The adoption of automation in business is now a question of when not if, but it’s not always an easy ride. Carmine Rimi, AI product manager at Canonical – the company behind Ubuntu – outlines how businesses can mitigate some of the complications.
Businesses have always sought ways to become more efficient and drive cost savings. However, that search could be accelerated with the onset of Artificial Intelligence (AI) powered automation.
AI automation has the transformative power to trigger the fourth industrial revolution. The benefits of this technology are seeing organisations adopt it in droves; but developing and integrating AI models into a business can be challenging.
The rise of automation
Automation has had a massive impact on every industry from manufacturing to retail. For example PayPal, the secure money transfer service, successfully uses machine learning to fight money laundering via the analysis of millions of transactions between buyers and sellers.
It is examples of projects like this which are encouraging businesses to embrace new ways of doing things. Industries such as marketing have been at the forefront of embracing new technology, with automation well established among companies in the sector.
Sensape, a software provider based in Germany, is a great example of this trend. The company provides cognition to digital signage solutions by teaching the operating systems to see, understand and interact with delegates at trade events and customers in retail locations.
Through a mixture of AI, computer vision and augmented reality (AR), content is altered in real-time, enhancing the rate of interaction by 14.7 times when compared to traditional digital signage.
While the number of AI projects in the market is increasing exponentially, organisations in traditional sectors, such as finance, lag far behind in terms of achieving full automation.
Burdened by older technology and riddled with apprehension over the security of data, these sectors can experience huge challenges in embracing automation.
However, with competition increasing from cloud native financial companies, the onus is on large-scale financial organisations to adapt rapidly and deploy automation in order to compete more effectively.
While it’s good to appreciate the opportunities that AI can unlock, a successful deployment also relies on the ability to understand the challenges as well.
Jumping the hurdles
The in-house development of intelligent AI and machine learning models can often be very expensive.
The causes of these costs are normally having the compute power and data free to develop and program a sophisticated model.
The UK’s Digital Catapult Centre identified that the cost of a single training run for a machine learning system can exceed over £10,000.
Considering that this expense comes on top of the cost of storing a huge volume of clean and consistent data, it is not surprising that budgets can be one of the biggest blocks to embracing AI.
In spite of these costs, businesses are still clamouring to build their own AI applications. However, this does require fitting infrastructure to be in place to enable that development.
To build those AI solutions, minus the price tag, businesses are turning to cloud andopen source platforms.
When storing and computing in the cloud, organisations can leverage on-demand payment models and customisation to streamline investment in technology to fit to the capabilities that it needs.
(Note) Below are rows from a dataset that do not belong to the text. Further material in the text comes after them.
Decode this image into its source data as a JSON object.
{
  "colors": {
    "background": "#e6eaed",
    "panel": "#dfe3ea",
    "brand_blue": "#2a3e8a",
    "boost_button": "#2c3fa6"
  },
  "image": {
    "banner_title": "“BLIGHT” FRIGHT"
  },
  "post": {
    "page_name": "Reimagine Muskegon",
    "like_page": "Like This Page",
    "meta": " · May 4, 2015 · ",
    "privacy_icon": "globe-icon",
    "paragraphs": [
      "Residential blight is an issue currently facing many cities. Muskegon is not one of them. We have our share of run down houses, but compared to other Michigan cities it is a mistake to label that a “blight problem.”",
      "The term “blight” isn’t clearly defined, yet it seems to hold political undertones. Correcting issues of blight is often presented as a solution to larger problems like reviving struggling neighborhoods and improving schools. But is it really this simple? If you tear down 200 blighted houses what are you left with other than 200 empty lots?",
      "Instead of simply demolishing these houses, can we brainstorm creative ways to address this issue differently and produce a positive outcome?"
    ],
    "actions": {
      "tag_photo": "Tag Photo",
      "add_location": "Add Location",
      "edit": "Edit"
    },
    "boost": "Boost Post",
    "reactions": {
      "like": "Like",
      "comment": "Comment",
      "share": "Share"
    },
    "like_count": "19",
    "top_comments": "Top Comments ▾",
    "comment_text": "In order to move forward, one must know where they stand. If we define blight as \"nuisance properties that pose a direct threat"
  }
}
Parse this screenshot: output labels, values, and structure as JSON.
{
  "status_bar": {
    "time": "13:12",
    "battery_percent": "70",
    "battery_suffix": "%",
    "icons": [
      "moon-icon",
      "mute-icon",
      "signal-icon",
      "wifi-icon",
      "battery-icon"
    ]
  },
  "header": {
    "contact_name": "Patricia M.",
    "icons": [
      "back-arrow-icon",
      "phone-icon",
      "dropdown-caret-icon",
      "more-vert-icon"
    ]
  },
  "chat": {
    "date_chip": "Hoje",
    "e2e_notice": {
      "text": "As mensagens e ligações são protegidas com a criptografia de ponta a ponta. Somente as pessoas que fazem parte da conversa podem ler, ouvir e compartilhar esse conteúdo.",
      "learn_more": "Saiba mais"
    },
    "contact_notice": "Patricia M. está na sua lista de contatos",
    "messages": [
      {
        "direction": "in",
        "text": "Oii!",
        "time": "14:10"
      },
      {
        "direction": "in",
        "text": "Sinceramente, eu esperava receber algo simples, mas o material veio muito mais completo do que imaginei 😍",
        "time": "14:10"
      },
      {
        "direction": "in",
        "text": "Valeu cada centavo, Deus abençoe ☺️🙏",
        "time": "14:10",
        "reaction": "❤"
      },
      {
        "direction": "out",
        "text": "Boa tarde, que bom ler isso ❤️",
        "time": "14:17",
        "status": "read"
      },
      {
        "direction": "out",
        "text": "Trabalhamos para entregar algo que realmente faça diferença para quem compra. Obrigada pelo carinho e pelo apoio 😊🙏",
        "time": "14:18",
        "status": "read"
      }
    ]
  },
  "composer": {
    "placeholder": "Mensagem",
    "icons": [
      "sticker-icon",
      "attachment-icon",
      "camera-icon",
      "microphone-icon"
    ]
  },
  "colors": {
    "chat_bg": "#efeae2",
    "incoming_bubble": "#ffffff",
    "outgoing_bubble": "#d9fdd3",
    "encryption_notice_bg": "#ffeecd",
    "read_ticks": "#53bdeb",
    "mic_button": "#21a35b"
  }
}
Equally, open source models usually have limited or no cost at all and need less input from in-house developers. Open source, by its very nature allows businesses to build on publicly available AI applications to deliver the software that they require.
Although expensive, both data and compute power availability has increased over the last several years.
This has triggered a torrent of intelligent and automated services, which developers must pick their way through to identify the most suitable one for a successful implementation.
This goes beyond just identifying an AI platform which addresses business requirements. Consideration must be given to areas such as finding the right DevOps partner for consultation and support, particularly during the early stages of a project when staff members need to be trained.
Limitations on skills among the workforce must also be addressed if a business is to successfully expand its automation strategy. Investing in experts on AI is the best way to deal with this issue.
A recent report discovered that just 300,000 AI professionals exist worldwide. This means skilled developers have a monopoly on the market – enabling them to name the price of the services they offer.
Nevertheless, the global skills deficit is being combatted with cloud and open source solutions. Open source initiatives like Fast.ai provide a free open source framework which offers training in coding AI models, like image classification and natural language tasks.
It is a free tool that provides ongoing training, allowing in-house developers to retain the latest information, to the benefit of boosting innovation within the business.
Making the right decisions
While the IT team is at the epicentre of enabling adoption, successful digital transformation initiatives require a shift in attitudes across the business.
This is crucial to the success of automation, as the roles of employees are likely to be transformed. This makes their buy-in even more important.
At its best, automation is the linking of AI and robots with humans, to support on repetitive or strenuous tasks to boost productivity and keep employees satisfied.
Businesses which make the leap to automation record impressive results, with studiesrevealing that augmented organisations achieved 28% higher overall performance, an improved financial position (31%) and higher engagement among employees (38%).
Looking at these statistics, the question is not if businesses should adopt AI platforms, but when?
The application of automation to companies delivers a positive return on investment and improved productivity, enabling businesses to boost their ability to compete.
Similarly, an increasingly open technology landscape provides CIOs and CTOs much greater flexibility and agility when deploying cutting-edge technologies like AI.
They have greater access to the tools required to develop, adopt and innovate moving forward, which is essential to long-term business success.
The priority for business leaders must now be to adopt the mix of technologies needed to grasp that success, while still reducing the risks linked to these complicated deployments.